화학공학소재연구정보센터
Bioresource Technology, Vol.47, No.1, 1-18, 1994
ANAEROBIC TREATMENT IN PULP AND PAPER-MILL WASTE MANAGEMENT - A REVIEW
The pulp- and paper-industry generates large volumes of highly heterogenous wastewaters containing compounds from wood or other raw material, process chemicals and compounds formed during processing. The wastewaters from mechanical pulping and secondary fiber pulping as well as the condensates from chemical and semi-chemical pulping are typically non-toxic to methanogenic degradation and contain easily degradable organic compounds. Consequently, anaerobic digestion is an attractive treatment alternative for these effluents. In addition, both primary and secondary sludges from pulp- and paper-industry wastewater treatment-plants are amenable to anaerobic digestion. In contrast, the bleaching effluents from chemical pulping, the debarking effluents as well as the CTMP effluents are likely to be inhibitory to methanogenic degradation; also their biodegrability is relatively low.
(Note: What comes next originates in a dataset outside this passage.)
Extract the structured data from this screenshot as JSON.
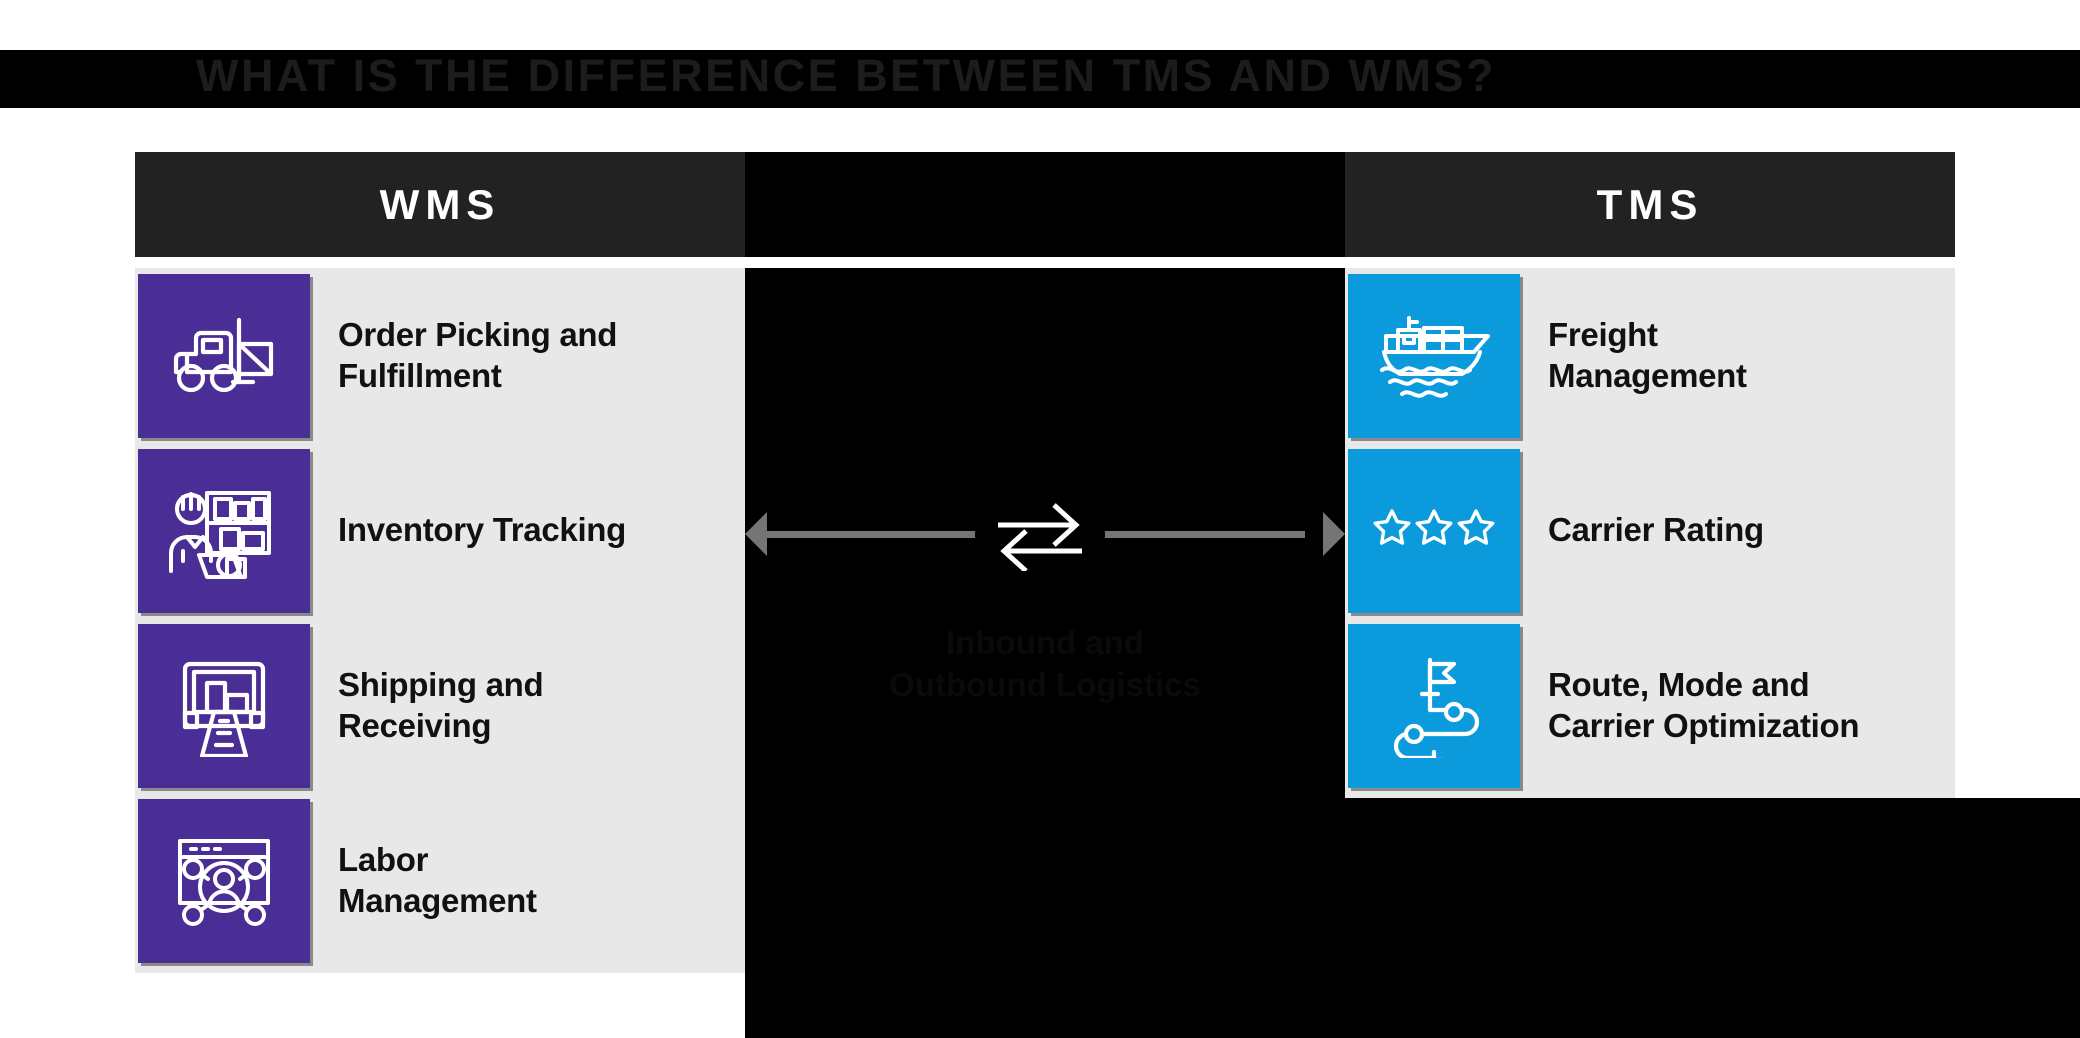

Dilution with other wastewater streams or detoxification by various pretreatments have been used to facilitate anaerobic treatment of these inhibitory wastewaters. The potential of the anaerobic systems for reductive dechlorination and sulfur recovery is unique and of great interest. In almost all pulp- and paper-industry full-scale applications, anaerobic treatment is followed by aerobic post-treatment. The suitability and the cost of the anaerobic-aerobic and aerobic treatment-systems are largely affected by a variety of mill-specific factors.